In 2001 The Kent State University Press published James Jessen Badal's In the Wake of the Butcher: Cleveland's Torso Murders--the first book to examine the horrific series of unsolved dismemberment murders that terrorized the Kingsbury Run neighborhood from 1934 to 1938. Through his access to a wealth of previously unavailable material, Badal was able to present a far more detailed and accurate picture of the battle between Cleveland safety director Eliot Ness and the unidentified killer who avoided both detection and apprehension.
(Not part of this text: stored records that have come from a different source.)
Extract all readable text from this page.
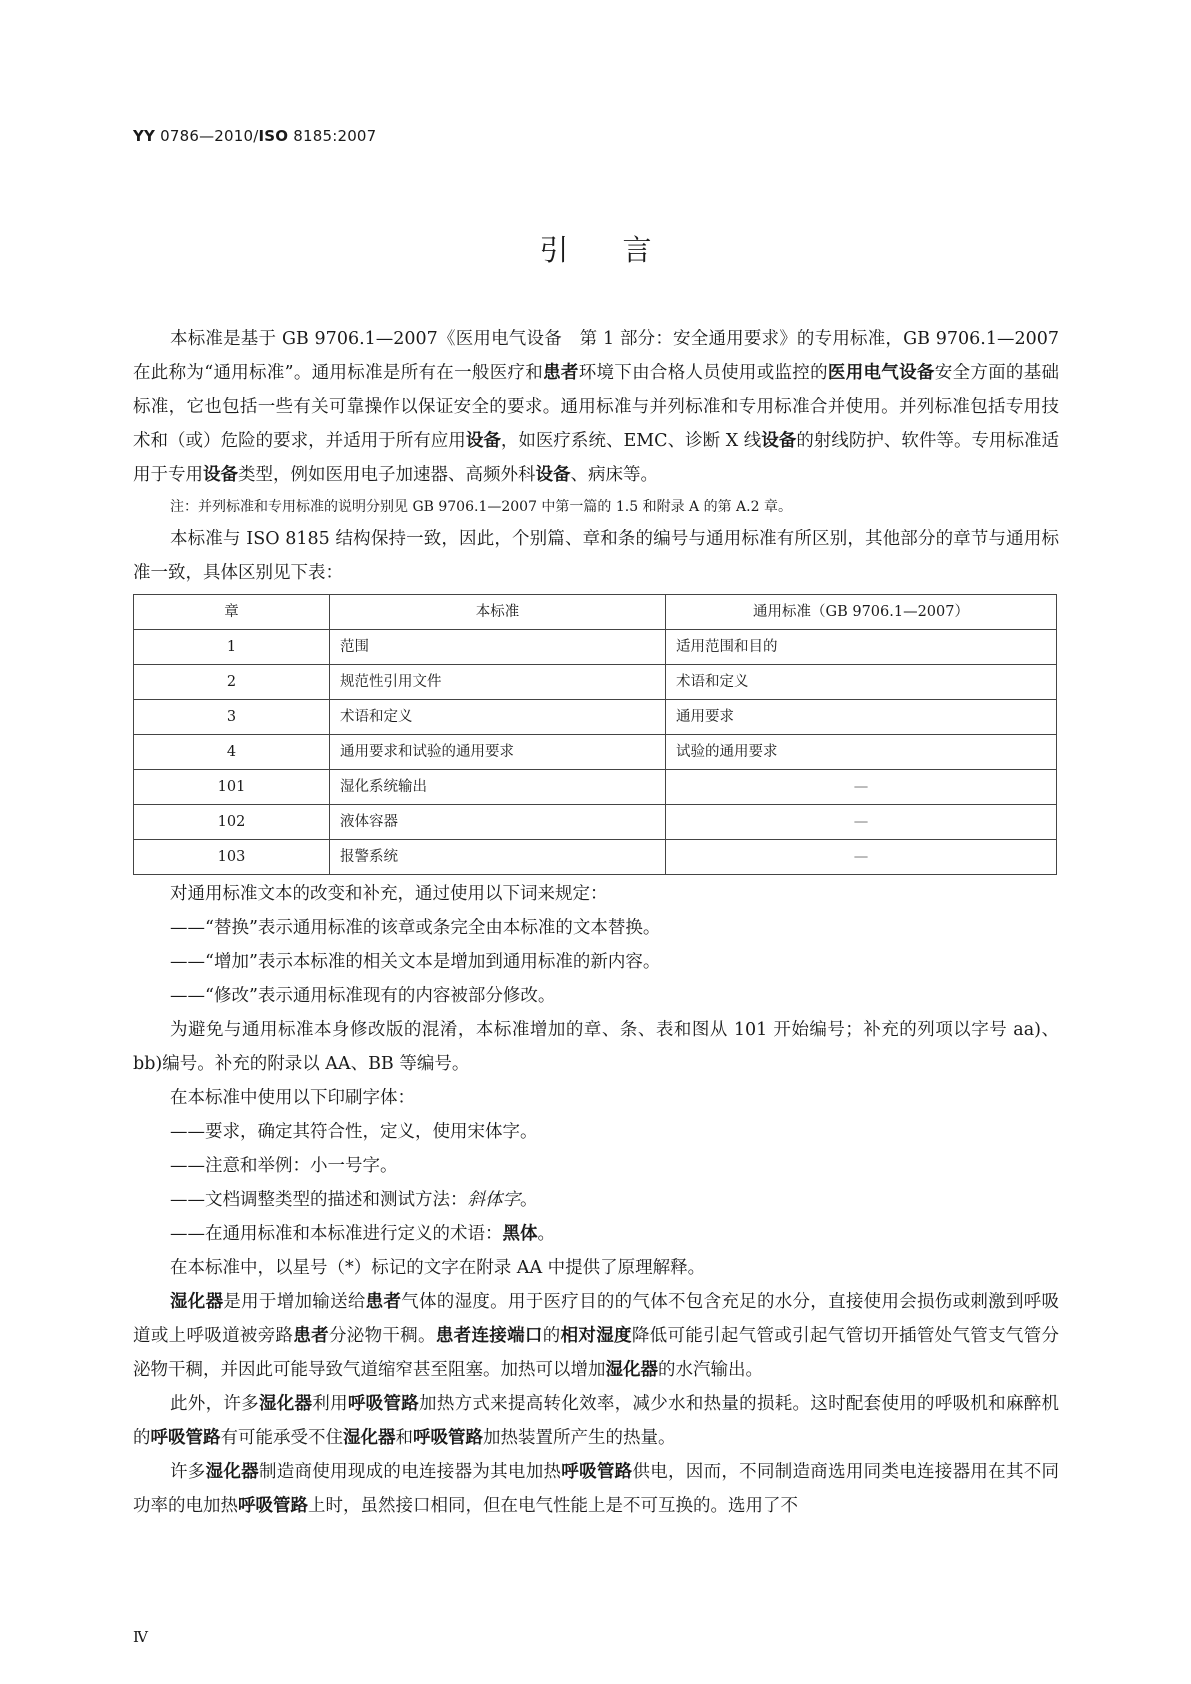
YY 0786—2010/ISO 8185:2007
引言

本标准是基于 GB 9706.1—2007《医用电气设备　第 1 部分：安全通用要求》的专用标准，GB 9706.1—2007 在此称为“通用标准”。通用标准是所有在一般医疗和患者环境下由合格人员使用或监控的医用电气设备安全方面的基础标准，它也包括一些有关可靠操作以保证安全的要求。通用标准与并列标准和专用标准合并使用。并列标准包括专用技术和（或）危险的要求，并适用于所有应用设备，如医疗系统、EMC、诊断 X 线设备的射线防护、软件等。专用标准适用于专用设备类型，例如医用电子加速器、高频外科设备、病床等。

注：并列标准和专用标准的说明分别见 GB 9706.1—2007 中第一篇的 1.5 和附录 A 的第 A.2 章。

本标准与 ISO 8185 结构保持一致，因此，个别篇、章和条的编号与通用标准有所区别，其他部分的章节与通用标准一致，具体区别见下表：

章	本标准	通用标准（GB 9706.1—2007）
1	范围	适用范围和目的
2	规范性引用文件	术语和定义
3	术语和定义	通用要求
4	通用要求和试验的通用要求	试验的通用要求
101	湿化系统输出	—
102	液体容器	—
103	报警系统	—

对通用标准文本的改变和补充，通过使用以下词来规定：

——“替换”表示通用标准的该章或条完全由本标准的文本替换。

——“增加”表示本标准的相关文本是增加到通用标准的新内容。

——“修改”表示通用标准现有的内容被部分修改。

为避免与通用标准本身修改版的混淆，本标准增加的章、条、表和图从 101 开始编号；补充的列项以字号 aa)、bb)编号。补充的附录以 AA、BB 等编号。

在本标准中使用以下印刷字体：

——要求，确定其符合性，定义，使用宋体字。

——注意和举例：小一号字。

——文档调整类型的描述和测试方法：斜体字。

——在通用标准和本标准进行定义的术语：黑体。

在本标准中，以星号（*）标记的文字在附录 AA 中提供了原理解释。

湿化器是用于增加输送给患者气体的湿度。用于医疗目的的气体不包含充足的水分，直接使用会损伤或刺激到呼吸道或上呼吸道被旁路患者分泌物干稠。患者连接端口的相对湿度降低可能引起气管或引起气管切开插管处气管支气管分泌物干稠，并因此可能导致气道缩窄甚至阻塞。加热可以增加湿化器的水汽输出。

此外，许多湿化器利用呼吸管路加热方式来提高转化效率，减少水和热量的损耗。这时配套使用的呼吸机和麻醉机的呼吸管路有可能承受不住湿化器和呼吸管路加热装置所产生的热量。

许多湿化器制造商使用现成的电连接器为其电加热呼吸管路供电，因而，不同制造商选用同类电连接器用在其不同功率的电加热呼吸管路上时，虽然接口相同，但在电气性能上是不可互换的。选用了不

Ⅳ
In his groundbreaking historical study, Badal established beyond any doubt the truth of the legend that Ness had a secret suspect whom he had subjected to a series of interrogation sessions, complete with lie detector tests, in a secluded room in a downtown hotel. Badal also disclosed recently unearthed evidence that identified exactly who that mysterious suspect was. But was he the infamous Mad Butcher of Kingsbury Run? Badal presented all the evidence available at the time and invited readers to draw their own conclusions.
Now, armed with conclusive new information, Badal returns to the absorbing tale of those terrible murders in an expanded edition of In the Wake of the Butcher. For the very first time in the history of research into the Kingsbury Run murders, he presents compelling evidence that establishes exactly where the killer incapacitated his victims, as well as the location of the long-fabled "secret laboratory" where he committed murder and performed both dismemberment and decapitation.
Was Eliot Ness's secret suspect the Mad Butcher? Thanks to this new information, Badal is finally able to answer that question with certainty.
About the Author
James Jessen Badal is an assistant professor of English and journalism at the Eastern Campus of Cuyahoga Community College in Cleveland. He has served on the board of trustees of the Cleveland Police Historical Society since 2001. His previous books for The Kent State University Press include Twilight of Innocence: The Disappearance of Beverly Potts (2005), Though Murder Has No Tongue: The Lost Victim of Cleveland's Mad Butcher (2010), and Hell's Wasteland: The Pennsylvania Torso Murders (2013). He is currently working on a book devoted to the unsolved 1964 murder of 16-year-old Beverly Jarosz in Garfield Heights just outside of Cleveland.